I could use the Internet in my brain to look up the scientific name for the banana bugs but I need to recharge and I think you know what I mean anyway.
And at the same time, why do berries go bad so quickly? I could also research an answer to that question as well but I don’t need to explain myself twice.
Or is that just me?
makes 12
1-1/2 cups flour
3/4 cup brown sugar, packed
1 tsp baking powder
1/2 tsp baking soda
1/2 tsp ground ginger
1/4 tsp salt
1/2 cup (1 stick) unsalted butter, browned, cooled
1/2 tsp vanilla extract
2 eggs
1-1/2 cups mashed bananas (about 4)
1 cup blueberries, fresh or frozen
1. Preheat oven to 350 degrees. Line a muffin tin with baking liners.
2. In a large bowl, whisk together flour, brown sugar, baking powder, baking soda, ginger, and salt. Stir in butter and vanilla. Add eggs, one at a time, mixing until just combined. Fold in bananas and blueberries.

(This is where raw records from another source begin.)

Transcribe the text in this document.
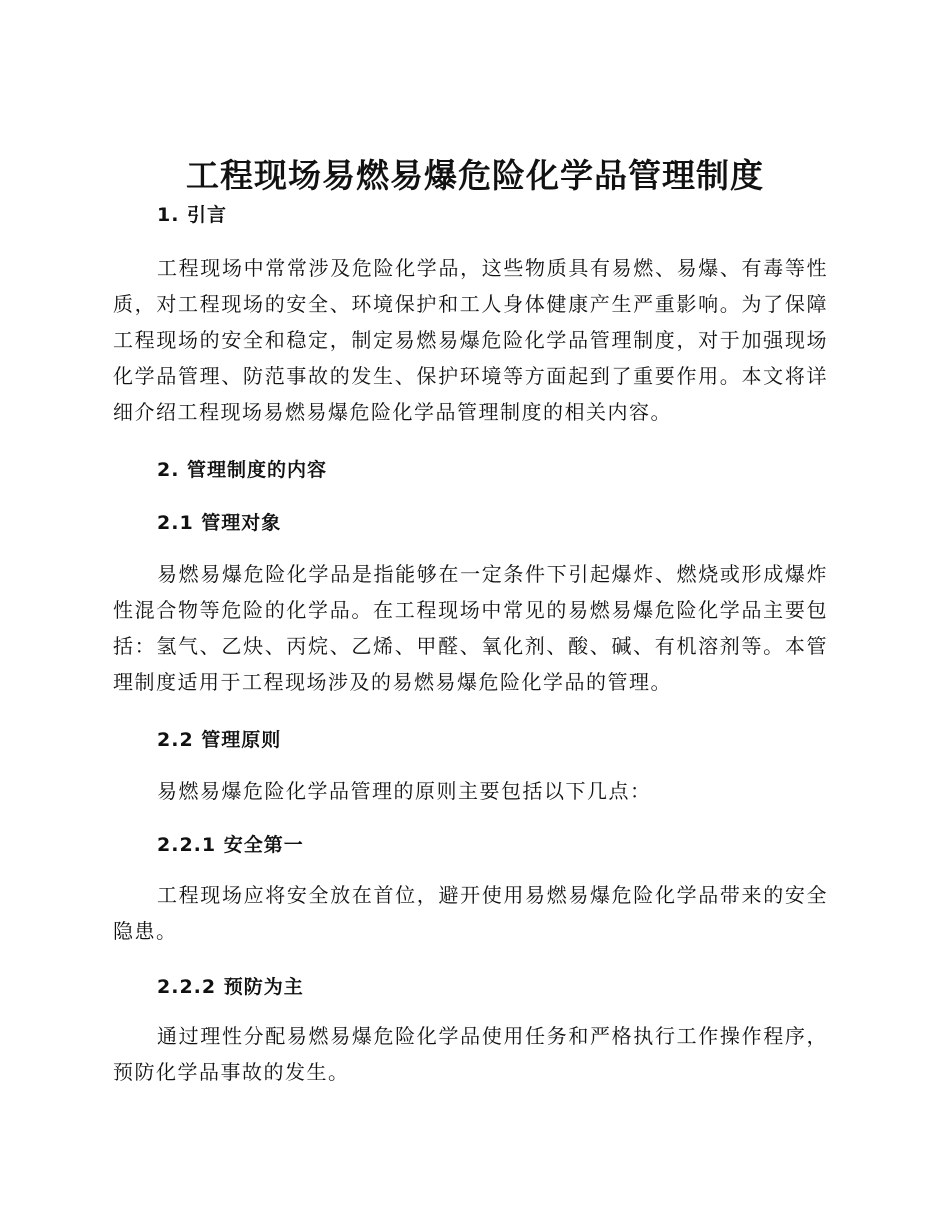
工程现场易燃易爆危险化学品管理制度
1. 引言

工程现场中常常涉及危险化学品，这些物质具有易燃、易爆、有毒等性质，对工程现场的安全、环境保护和工人身体健康产生严重影响。为了保障工程现场的安全和稳定，制定易燃易爆危险化学品管理制度，对于加强现场化学品管理、防范事故的发生、保护环境等方面起到了重要作用。本文将详细介绍工程现场易燃易爆危险化学品管理制度的相关内容。

2. 管理制度的内容
2.1 管理对象

易燃易爆危险化学品是指能够在一定条件下引起爆炸、燃烧或形成爆炸性混合物等危险的化学品。在工程现场中常见的易燃易爆危险化学品主要包括：氢气、乙炔、丙烷、乙烯、甲醛、氧化剂、酸、碱、有机溶剂等。本管理制度适用于工程现场涉及的易燃易爆危险化学品的管理。

2.2 管理原则

易燃易爆危险化学品管理的原则主要包括以下几点：

2.2.1 安全第一

工程现场应将安全放在首位，避开使用易燃易爆危险化学品带来的安全隐患。

2.2.2 预防为主

通过理性分配易燃易爆危险化学品使用任务和严格执行工作操作程序，预防化学品事故的发生。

3. Fill each cupcake liner 2/3 of the way full. Bake for 20-25 minutes, or until a toothpick inserted in center comes out clean. Transfer to a wire rack to cool completely before frosting.
Frosting
3/4 cup (1-1/2 sticks) unsalted butter, softened
1/3 cup honey
4-5 cups powdered sugar
dash of milk
In a large bowl, cream together butter and honey. Add powdered sugar until combined and creamy. Add milk to reach desired consistency.